Let $X$ be the completion of the space of smooth, compactly supported real-valued functions on $\mathbb R$ under the norm $$\|f\|_X^2=\int_{\mathbb R} \left(\frac{df}{dx}\right)^2 + f^2.$$ Let $Y=L^2(\mathbb R)$.
Prove the map $T:X \rightarrow Y$ given by $T(f)= \frac{df}{dx} - \frac{x}{\sqrt{1+x^2}}f $ has closed image and $1$-dimensional cokernel.
This is a qualifying exam problem. See Day 2, problem 6(d).
I noticed that $f\mapsto f'-f$ was an isometry, but I'm not sure this is useful. I don't see how to use the fact that the operator is a small perturbation of an isometry. I also tried to identify the adjoint, but I came to the equation $$(T^*g)''+T^*g=g'-\frac{x}{\sqrt{1+x^2}}g$$ after writing out the definition of adjoint and using integration by parts. This seems intractable.
I would appreciate any advice about how to proceed.

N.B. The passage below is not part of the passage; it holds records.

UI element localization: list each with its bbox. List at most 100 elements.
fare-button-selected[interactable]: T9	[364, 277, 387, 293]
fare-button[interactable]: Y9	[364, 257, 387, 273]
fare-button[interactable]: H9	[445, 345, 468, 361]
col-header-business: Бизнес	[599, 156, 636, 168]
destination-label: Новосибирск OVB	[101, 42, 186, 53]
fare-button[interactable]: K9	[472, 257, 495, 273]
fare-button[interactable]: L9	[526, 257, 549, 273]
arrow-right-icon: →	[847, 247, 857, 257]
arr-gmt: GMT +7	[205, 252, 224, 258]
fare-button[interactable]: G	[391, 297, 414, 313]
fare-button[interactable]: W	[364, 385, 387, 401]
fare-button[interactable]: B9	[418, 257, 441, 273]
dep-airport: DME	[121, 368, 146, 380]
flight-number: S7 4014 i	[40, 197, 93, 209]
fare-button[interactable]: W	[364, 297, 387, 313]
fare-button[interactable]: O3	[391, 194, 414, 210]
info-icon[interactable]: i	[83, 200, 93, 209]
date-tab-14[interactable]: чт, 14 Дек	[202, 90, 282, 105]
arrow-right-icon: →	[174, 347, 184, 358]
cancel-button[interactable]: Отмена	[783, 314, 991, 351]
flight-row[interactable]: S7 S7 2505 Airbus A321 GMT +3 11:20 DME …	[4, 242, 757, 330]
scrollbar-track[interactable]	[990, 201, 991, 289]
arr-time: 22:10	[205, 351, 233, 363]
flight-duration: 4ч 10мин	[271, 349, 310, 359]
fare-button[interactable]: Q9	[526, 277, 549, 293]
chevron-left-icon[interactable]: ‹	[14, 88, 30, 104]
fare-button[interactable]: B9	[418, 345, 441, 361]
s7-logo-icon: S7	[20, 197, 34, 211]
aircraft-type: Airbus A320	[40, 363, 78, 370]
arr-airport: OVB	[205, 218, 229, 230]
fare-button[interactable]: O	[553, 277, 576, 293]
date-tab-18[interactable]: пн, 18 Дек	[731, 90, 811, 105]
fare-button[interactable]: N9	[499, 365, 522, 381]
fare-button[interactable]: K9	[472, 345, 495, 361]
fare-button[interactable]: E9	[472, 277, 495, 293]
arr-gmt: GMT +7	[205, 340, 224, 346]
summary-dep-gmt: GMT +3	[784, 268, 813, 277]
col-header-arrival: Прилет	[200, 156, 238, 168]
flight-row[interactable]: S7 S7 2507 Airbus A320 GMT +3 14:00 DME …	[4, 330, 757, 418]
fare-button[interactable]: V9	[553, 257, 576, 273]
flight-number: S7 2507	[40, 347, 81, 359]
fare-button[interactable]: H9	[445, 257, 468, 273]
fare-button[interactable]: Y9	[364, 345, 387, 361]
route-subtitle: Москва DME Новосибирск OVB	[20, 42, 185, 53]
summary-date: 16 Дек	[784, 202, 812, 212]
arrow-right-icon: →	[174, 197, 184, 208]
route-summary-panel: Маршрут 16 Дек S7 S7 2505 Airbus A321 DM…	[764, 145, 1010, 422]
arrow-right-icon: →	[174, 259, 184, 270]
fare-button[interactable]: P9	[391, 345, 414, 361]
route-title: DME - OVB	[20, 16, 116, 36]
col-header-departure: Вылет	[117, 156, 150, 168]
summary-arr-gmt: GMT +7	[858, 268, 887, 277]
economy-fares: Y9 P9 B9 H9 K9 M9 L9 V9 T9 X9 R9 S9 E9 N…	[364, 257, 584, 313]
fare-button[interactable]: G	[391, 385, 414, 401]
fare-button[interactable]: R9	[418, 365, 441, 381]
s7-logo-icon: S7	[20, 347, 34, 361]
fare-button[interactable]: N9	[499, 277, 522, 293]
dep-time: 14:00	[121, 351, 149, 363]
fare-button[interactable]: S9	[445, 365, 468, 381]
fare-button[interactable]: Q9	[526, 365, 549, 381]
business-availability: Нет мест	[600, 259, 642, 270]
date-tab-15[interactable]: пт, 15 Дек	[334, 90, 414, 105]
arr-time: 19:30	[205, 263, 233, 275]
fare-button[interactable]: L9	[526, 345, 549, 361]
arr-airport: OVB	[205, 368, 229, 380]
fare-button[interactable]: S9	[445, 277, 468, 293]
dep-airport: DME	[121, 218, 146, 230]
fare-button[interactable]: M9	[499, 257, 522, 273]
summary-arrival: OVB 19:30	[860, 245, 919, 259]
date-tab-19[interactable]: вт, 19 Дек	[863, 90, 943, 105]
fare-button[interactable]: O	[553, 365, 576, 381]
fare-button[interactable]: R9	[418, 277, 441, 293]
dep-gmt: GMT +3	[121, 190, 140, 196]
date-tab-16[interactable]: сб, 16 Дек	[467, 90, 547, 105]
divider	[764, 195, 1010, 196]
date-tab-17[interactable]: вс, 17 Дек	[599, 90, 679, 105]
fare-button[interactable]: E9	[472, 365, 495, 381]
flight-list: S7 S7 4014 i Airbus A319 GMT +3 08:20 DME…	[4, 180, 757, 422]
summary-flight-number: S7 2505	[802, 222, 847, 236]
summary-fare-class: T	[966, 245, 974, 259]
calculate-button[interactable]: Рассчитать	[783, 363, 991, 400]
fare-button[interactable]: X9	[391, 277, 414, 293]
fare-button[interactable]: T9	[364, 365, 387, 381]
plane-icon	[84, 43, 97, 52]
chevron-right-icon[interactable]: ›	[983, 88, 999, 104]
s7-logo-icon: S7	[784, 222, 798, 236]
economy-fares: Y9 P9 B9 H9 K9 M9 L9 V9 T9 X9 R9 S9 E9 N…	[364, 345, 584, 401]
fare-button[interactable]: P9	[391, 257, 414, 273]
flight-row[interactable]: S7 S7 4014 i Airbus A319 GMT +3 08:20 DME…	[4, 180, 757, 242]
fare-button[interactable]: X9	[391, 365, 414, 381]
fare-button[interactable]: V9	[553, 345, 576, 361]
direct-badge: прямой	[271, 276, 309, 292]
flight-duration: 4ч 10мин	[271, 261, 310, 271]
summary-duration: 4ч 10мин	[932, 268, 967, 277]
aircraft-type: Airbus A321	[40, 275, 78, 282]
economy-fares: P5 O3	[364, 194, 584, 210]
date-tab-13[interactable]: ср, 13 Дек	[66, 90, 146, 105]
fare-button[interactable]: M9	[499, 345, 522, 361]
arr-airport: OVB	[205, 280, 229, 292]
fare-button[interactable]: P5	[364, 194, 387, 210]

I think this may be a special case of some more general theorem about Sobolev spaces, but I am unfortunately ignorant of the relevant theory.

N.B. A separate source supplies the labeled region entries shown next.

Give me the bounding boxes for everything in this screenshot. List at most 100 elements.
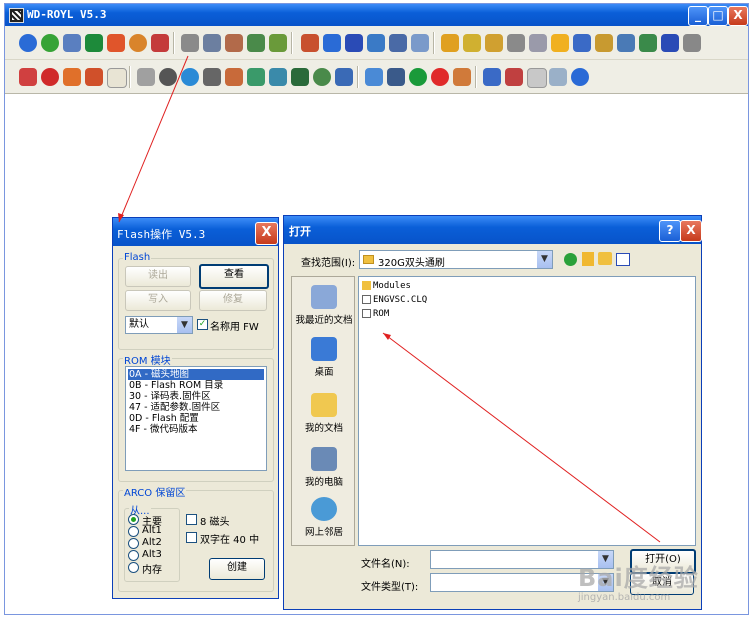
source-radio-memory[interactable] bbox=[128, 562, 139, 573]
table-icon[interactable] bbox=[529, 34, 547, 52]
close-button[interactable]: X bbox=[728, 6, 748, 26]
write-button[interactable]: 写入 bbox=[125, 290, 191, 311]
wrench-icon[interactable] bbox=[573, 34, 591, 52]
list-item[interactable]: 30 - 译码表.固件区 bbox=[128, 391, 212, 402]
search-icon[interactable] bbox=[571, 68, 589, 86]
maximize-button[interactable]: □ bbox=[708, 6, 728, 26]
puzzle-icon[interactable] bbox=[301, 34, 319, 52]
place-recent[interactable]: 我最近的文档 bbox=[292, 285, 356, 326]
notepad-icon[interactable] bbox=[527, 68, 547, 88]
document-icon[interactable] bbox=[507, 34, 525, 52]
computer-icon[interactable] bbox=[269, 68, 287, 86]
chip-icon[interactable] bbox=[203, 34, 221, 52]
double-word-checkbox[interactable] bbox=[186, 532, 197, 543]
flash-title-bar[interactable]: Flash操作 V5.3 X bbox=[113, 218, 278, 246]
settings-icon[interactable] bbox=[365, 68, 383, 86]
view-menu-icon[interactable] bbox=[616, 253, 630, 266]
file-row[interactable]: Modules bbox=[362, 280, 411, 292]
list-icon[interactable] bbox=[485, 34, 503, 52]
create-button[interactable]: 创建 bbox=[209, 558, 265, 580]
list-item[interactable]: 4F - 微代码版本 bbox=[128, 424, 198, 435]
tools-icon[interactable] bbox=[63, 34, 81, 52]
repair-button[interactable]: 修复 bbox=[199, 290, 267, 311]
file-list[interactable]: Modules ENGVSC.CLQ ROM bbox=[358, 276, 696, 546]
book-icon[interactable] bbox=[291, 68, 309, 86]
image-icon[interactable] bbox=[505, 68, 523, 86]
list-item[interactable]: 47 - 适配参数.固件区 bbox=[128, 402, 221, 413]
car-icon[interactable] bbox=[387, 68, 405, 86]
pencil-icon[interactable] bbox=[225, 68, 243, 86]
source-radio-alt3[interactable] bbox=[128, 550, 139, 561]
help-button[interactable]: ? bbox=[659, 220, 681, 242]
list-item[interactable]: 0B - Flash ROM 目录 bbox=[128, 380, 224, 391]
minimize-button[interactable]: _ bbox=[688, 6, 708, 26]
shapes-icon[interactable] bbox=[335, 68, 353, 86]
tree-icon[interactable] bbox=[247, 34, 265, 52]
gears-icon[interactable] bbox=[203, 68, 221, 86]
window-icon[interactable] bbox=[661, 34, 679, 52]
download-icon[interactable] bbox=[323, 34, 341, 52]
main-title-bar[interactable]: WD-ROYL V5.3 _ □ X bbox=[5, 4, 748, 26]
open-title-bar[interactable]: 打开 ? X bbox=[284, 216, 702, 244]
clipboard-icon[interactable] bbox=[463, 34, 481, 52]
view-button[interactable]: 查看 bbox=[199, 264, 269, 289]
firefox-icon[interactable] bbox=[85, 68, 103, 86]
mode-select[interactable]: 默认 ▼ bbox=[125, 316, 193, 334]
eight-heads-checkbox[interactable] bbox=[186, 514, 197, 525]
up-folder-icon[interactable] bbox=[582, 252, 594, 266]
rom-module-list[interactable]: 0A - 磁头地图 0B - Flash ROM 目录 30 - 译码表.固件区… bbox=[125, 366, 267, 471]
chevron-down-icon[interactable]: ▼ bbox=[537, 251, 552, 268]
dish-icon[interactable] bbox=[137, 68, 155, 86]
chart-icon[interactable] bbox=[483, 68, 501, 86]
check-shield-icon[interactable] bbox=[41, 34, 59, 52]
graph-icon[interactable] bbox=[617, 34, 635, 52]
place-desktop[interactable]: 桌面 bbox=[292, 337, 356, 378]
brain-icon[interactable] bbox=[225, 34, 243, 52]
target-icon[interactable] bbox=[159, 68, 177, 86]
file-row[interactable]: ROM bbox=[362, 308, 389, 320]
no-entry-icon[interactable] bbox=[431, 68, 449, 86]
info-icon[interactable] bbox=[19, 34, 37, 52]
page-icon[interactable] bbox=[107, 68, 127, 88]
hard-disk-icon[interactable] bbox=[181, 34, 199, 52]
scroll-icon[interactable] bbox=[549, 68, 567, 86]
flashlight-icon[interactable] bbox=[595, 34, 613, 52]
source-radio-alt1[interactable] bbox=[128, 526, 139, 537]
calculator-icon[interactable] bbox=[453, 68, 471, 86]
back-icon[interactable] bbox=[564, 253, 577, 266]
list-item[interactable]: 0D - Flash 配置 bbox=[128, 413, 200, 424]
people-icon[interactable] bbox=[247, 68, 265, 86]
monitor-icon[interactable] bbox=[345, 34, 363, 52]
refresh-icon[interactable] bbox=[181, 68, 199, 86]
memory-icon[interactable] bbox=[389, 34, 407, 52]
source-radio-alt2[interactable] bbox=[128, 538, 139, 549]
edit-icon[interactable] bbox=[269, 34, 287, 52]
read-button[interactable]: 读出 bbox=[125, 266, 191, 287]
network-icon[interactable] bbox=[639, 34, 657, 52]
lookin-select[interactable]: 320G双头通刷 ▼ bbox=[359, 250, 553, 269]
star-icon[interactable] bbox=[551, 34, 569, 52]
folder-check-icon[interactable] bbox=[441, 34, 459, 52]
open-close-button[interactable]: X bbox=[680, 220, 702, 242]
list-item[interactable]: 0A - 磁头地图 bbox=[128, 369, 264, 380]
zero-icon[interactable] bbox=[107, 34, 125, 52]
fan-icon[interactable] bbox=[411, 34, 429, 52]
place-network[interactable]: 网上邻居 bbox=[292, 497, 356, 538]
flash-close-button[interactable]: X bbox=[255, 222, 278, 245]
name-fw-checkbox[interactable]: ✓ bbox=[197, 319, 208, 330]
new-folder-icon[interactable] bbox=[598, 252, 612, 265]
stop-icon[interactable] bbox=[41, 68, 59, 86]
source-radio-main[interactable] bbox=[128, 514, 139, 525]
play-icon[interactable] bbox=[409, 68, 427, 86]
clock-icon[interactable] bbox=[313, 68, 331, 86]
place-documents[interactable]: 我的文档 bbox=[292, 393, 356, 434]
bell-icon[interactable] bbox=[63, 68, 81, 86]
checkmark-icon[interactable] bbox=[151, 34, 169, 52]
file-row[interactable]: ENGVSC.CLQ bbox=[362, 294, 427, 306]
upload-icon[interactable] bbox=[367, 34, 385, 52]
globe-icon[interactable] bbox=[129, 34, 147, 52]
runner-icon[interactable] bbox=[85, 34, 103, 52]
place-computer[interactable]: 我的电脑 bbox=[292, 447, 356, 488]
pin-icon[interactable] bbox=[683, 34, 701, 52]
shield-x-icon[interactable] bbox=[19, 68, 37, 86]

Edit: I suspect my equation for the adjoint is wrong. For if $T^*g=0$, then solving the resulting differential equation shows $g=Ce^{\sqrt{x^2+1}}$, which is of course not in $L^2$. So it seems the kernel of the adjoint is trivial, meaning the cokernel of $T$ is trivial. This contradicts the problem statement.
But its derivation seems correct. We must have $$\int (Tf)g=\int f'(T^*g)'+f(T^*g)=\int f((T^*g)'' + (T^*g))$$ for all compactly supported smooth $f$, so the equation follows, or so it seems. Something is clearly amiss.

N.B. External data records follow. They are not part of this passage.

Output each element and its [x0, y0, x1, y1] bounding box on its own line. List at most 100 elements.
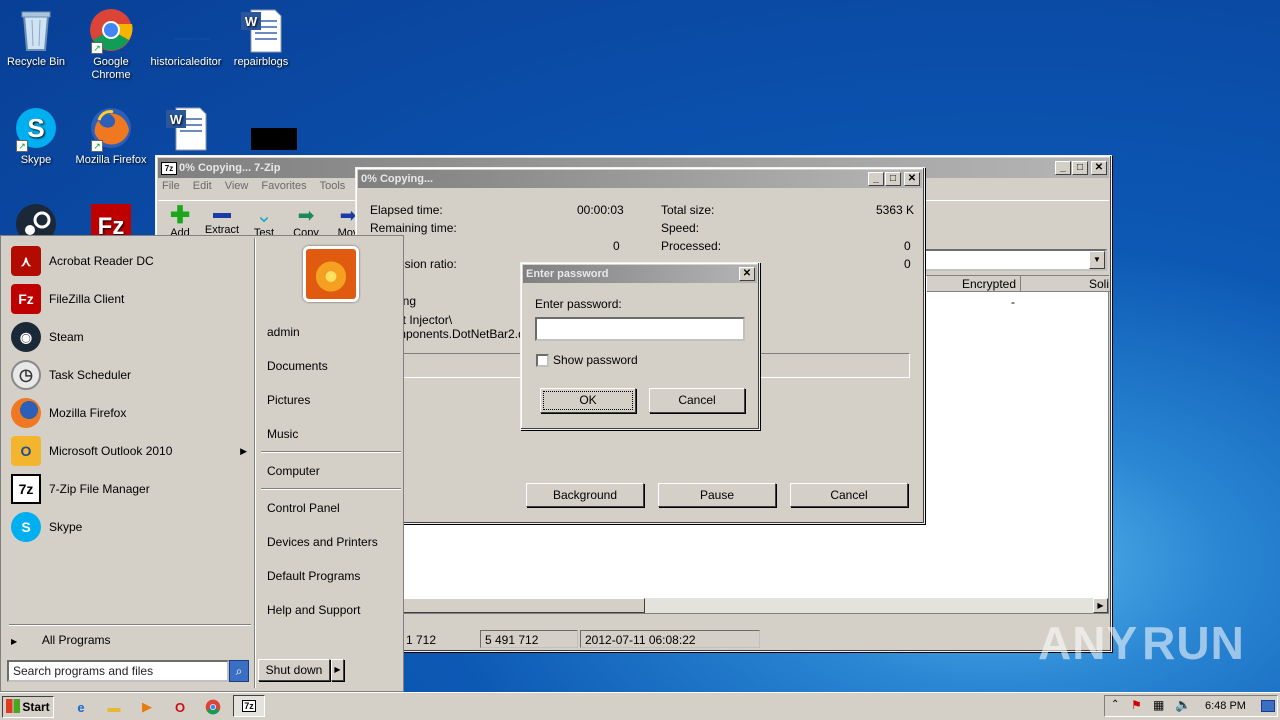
- desktop-icon-repairblogs[interactable]: W repairblogs: [223, 6, 299, 69]
- toolbar-copy-button[interactable]: ➡ Copy: [290, 205, 322, 239]
- menu-file[interactable]: File: [162, 180, 180, 198]
- column-header-solid[interactable]: Soli: [1025, 276, 1109, 292]
- desktop-icon-skype[interactable]: S ↗ Skype: [0, 104, 74, 167]
- menu-edit[interactable]: Edit: [193, 180, 212, 198]
- row-encrypted-value: -: [1011, 295, 1015, 309]
- desktop-icon-google-chrome[interactable]: ↗ Google Chrome: [73, 6, 149, 82]
- shutdown-label: Shut down: [265, 663, 323, 677]
- toolbar-add-button[interactable]: ✚ Add: [164, 204, 196, 240]
- all-programs-button[interactable]: ▶ All Programs: [11, 633, 111, 647]
- start-item-task-scheduler[interactable]: ◷ Task Scheduler: [11, 358, 131, 392]
- all-programs-arrow-icon: ▶: [11, 637, 18, 646]
- explorer-folder-icon[interactable]: ▬: [103, 697, 125, 717]
- start-right-default-programs[interactable]: Default Programs: [267, 569, 360, 583]
- start-item-steam[interactable]: ◉ Steam: [11, 320, 84, 354]
- show-hidden-icons-icon[interactable]: ⌃: [1111, 699, 1119, 710]
- total-size-label: Total size:: [661, 203, 715, 217]
- start-button[interactable]: Start: [2, 696, 54, 718]
- word-document-icon: W: [237, 6, 285, 54]
- 7zip-icon: 7z: [11, 474, 41, 504]
- start-item-7zip[interactable]: 7z 7-Zip File Manager: [11, 472, 150, 506]
- chevron-down-icon[interactable]: ▼: [1089, 251, 1105, 269]
- svg-text:W: W: [170, 112, 183, 127]
- 7zip-icon: 7z: [242, 700, 256, 712]
- elapsed-time-value: 00:00:03: [577, 203, 624, 217]
- total-size-value: 5363 K: [876, 203, 915, 217]
- desktop-icon-word-document[interactable]: W: [148, 104, 224, 154]
- 7zip-menu-bar: File Edit View Favorites Tools H: [162, 180, 366, 198]
- password-titlebar[interactable]: Enter password ✕: [523, 265, 757, 283]
- windows-logo-icon: [6, 699, 21, 713]
- outlook-icon: O: [11, 436, 41, 466]
- svg-text:W: W: [245, 14, 258, 29]
- search-icon[interactable]: ⌕: [229, 660, 249, 682]
- shutdown-button[interactable]: Shut down: [258, 659, 330, 681]
- volume-icon[interactable]: 🔈: [1175, 697, 1191, 713]
- start-right-pictures[interactable]: Pictures: [267, 393, 310, 407]
- clock[interactable]: 6:48 PM: [1205, 700, 1246, 712]
- start-item-firefox[interactable]: Mozilla Firefox: [11, 396, 126, 430]
- taskbar: Start: [0, 692, 1280, 720]
- desktop-icon-mozilla-firefox[interactable]: ↗ Mozilla Firefox: [73, 104, 149, 167]
- opera-icon[interactable]: O: [169, 697, 191, 717]
- menu-tools[interactable]: Tools: [320, 180, 346, 198]
- user-picture-avatar[interactable]: [303, 246, 359, 302]
- show-desktop-icon[interactable]: [1261, 700, 1275, 712]
- all-programs-label: All Programs: [41, 633, 111, 647]
- start-item-outlook[interactable]: O Microsoft Outlook 2010 ▶: [11, 434, 247, 468]
- start-right-admin[interactable]: admin: [267, 325, 300, 339]
- processed-label: Processed:: [661, 239, 722, 253]
- start-right-computer[interactable]: Computer: [267, 464, 320, 478]
- column-header-encrypted[interactable]: Encrypted: [929, 276, 1021, 292]
- acrobat-icon: ⋏: [11, 246, 41, 276]
- action-center-icon[interactable]: ⚑: [1131, 698, 1142, 712]
- desktop-icon-black-file[interactable]: [223, 104, 299, 154]
- start-menu: ⋏ Acrobat Reader DC Fz FileZilla Client …: [0, 235, 404, 692]
- start-right-music[interactable]: Music: [267, 427, 298, 441]
- minimize-button[interactable]: _: [1055, 161, 1071, 175]
- network-icon[interactable]: ▦: [1153, 698, 1164, 712]
- start-right-help-support[interactable]: Help and Support: [267, 603, 360, 617]
- desktop-icon-label: Mozilla Firefox: [75, 154, 147, 166]
- start-right-documents[interactable]: Documents: [267, 359, 328, 373]
- background-button[interactable]: Background: [526, 483, 644, 507]
- media-player-icon[interactable]: ▶: [136, 697, 158, 717]
- 7zip-taskbar-button[interactable]: 7z: [233, 695, 265, 717]
- shutdown-options-button[interactable]: ▶: [331, 659, 344, 681]
- filezilla-icon: Fz: [11, 284, 41, 314]
- address-combo[interactable]: ▼: [924, 249, 1107, 271]
- ie-icon[interactable]: e: [70, 697, 92, 717]
- start-right-devices-printers[interactable]: Devices and Printers: [267, 535, 378, 549]
- blank-file-icon: [162, 6, 210, 54]
- start-item-filezilla[interactable]: Fz FileZilla Client: [11, 282, 124, 316]
- start-item-skype[interactable]: S Skype: [11, 510, 82, 544]
- chrome-icon[interactable]: [202, 697, 224, 717]
- pause-button[interactable]: Pause: [658, 483, 776, 507]
- menu-view[interactable]: View: [225, 180, 249, 198]
- desktop-icon-historicaleditor[interactable]: historicaleditor: [148, 6, 224, 69]
- desktop-icon-label: repairblogs: [233, 56, 289, 68]
- recycle-bin-icon: [12, 6, 60, 54]
- password-input[interactable]: [535, 317, 745, 341]
- start-right-separator: [261, 488, 401, 490]
- desktop-icon-recycle-bin[interactable]: Recycle Bin: [0, 6, 74, 69]
- start-item-acrobat-reader[interactable]: ⋏ Acrobat Reader DC: [11, 244, 154, 278]
- maximize-button[interactable]: □: [1072, 161, 1088, 175]
- show-password-label[interactable]: Show password: [553, 353, 638, 367]
- ok-button[interactable]: OK: [540, 388, 636, 413]
- toolbar-extract-button[interactable]: Extract: [202, 205, 242, 236]
- maximize-button[interactable]: □: [885, 172, 901, 186]
- start-right-control-panel[interactable]: Control Panel: [267, 501, 340, 515]
- toolbar-test-button[interactable]: ⌄ Test: [248, 205, 280, 239]
- show-password-checkbox[interactable]: [536, 354, 549, 367]
- close-button[interactable]: ✕: [904, 172, 920, 186]
- minimize-button[interactable]: _: [868, 172, 884, 186]
- close-button[interactable]: ✕: [739, 267, 755, 281]
- password-prompt-label: Enter password:: [535, 297, 622, 311]
- progress-titlebar[interactable]: 0% Copying... _ □ ✕: [358, 170, 922, 188]
- progress-cancel-button[interactable]: Cancel: [790, 483, 908, 507]
- password-cancel-button[interactable]: Cancel: [649, 388, 745, 413]
- start-search-input[interactable]: Search programs and files: [7, 660, 229, 682]
- close-button[interactable]: ✕: [1091, 161, 1107, 175]
- menu-favorites[interactable]: Favorites: [261, 180, 306, 198]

The operator $$ Tf = f'-\frac{x}{\sqrt{1+x^{2}}}f $$ is a bounded operator from $X$ to $Y$ because $$ \begin{align} |Tf| & \le |f'|+|f|,\\ |Tf|^{2} & \le |f'|^{2}+|f|^{2}+2|f'||f| \\ & \le 2|f'|^{2}+2|f|^{2} \\ \|Tf\|_{Y}^{2} & \le 2\|f\|_{X}^{2}. \end{align} $$ To look at the range, let $g \in L^{2}(\mathbb{R})$ and try to solve for $f\in X$ such that $$ f'-\frac{x}{\sqrt{1+x^{2}}}f = g. $$ This requires an integrating factor: $$ \exp\left\{-\int \frac{x}{\sqrt{1+x^{2}}}dx\right\} = e^{-\sqrt{1+x^{2}}}. $$ The solution must satisfy $$ \{e^{-\sqrt{1+x^{2}}}f\}' = e^{-\sqrt{1+x^{2}}}g. $$ So the solution could be either of the following: $$ f(x) = e^{\sqrt{1+x^{2}}}\int_{-\infty}^{x}e^{-\sqrt{1+t^{2}}}g(t)dt \\ f(x) = -e^{\sqrt{1+x^{2}}}\int_{x}^{\infty}e^{-\sqrt{1+t^{2}}}g(t)dt. $$ Subtracting these two forms gives $$ 0 = \int_{-\infty}^{\infty}e^{-\sqrt{1+t^{2}}}g(t)dt. $$ The above condition becomes necessary in order to have $f \in X$. Conversely, if the above condition is met, then either of the two forms of solutions are the same, from which you can deduce that $f \in X$ as required. So the co-dimension of the range is $1$, which means the range is closed. It's easy to check that $T$ has trivial null space because $f'-\frac{x}{\sqrt{1+x^{2}}}f=0$ implies $f=Ce^{\sqrt{1+x^{2}}}$ which is not in $X$ unless $C=0$. So $\mathcal{N}(T)=\{0\}$.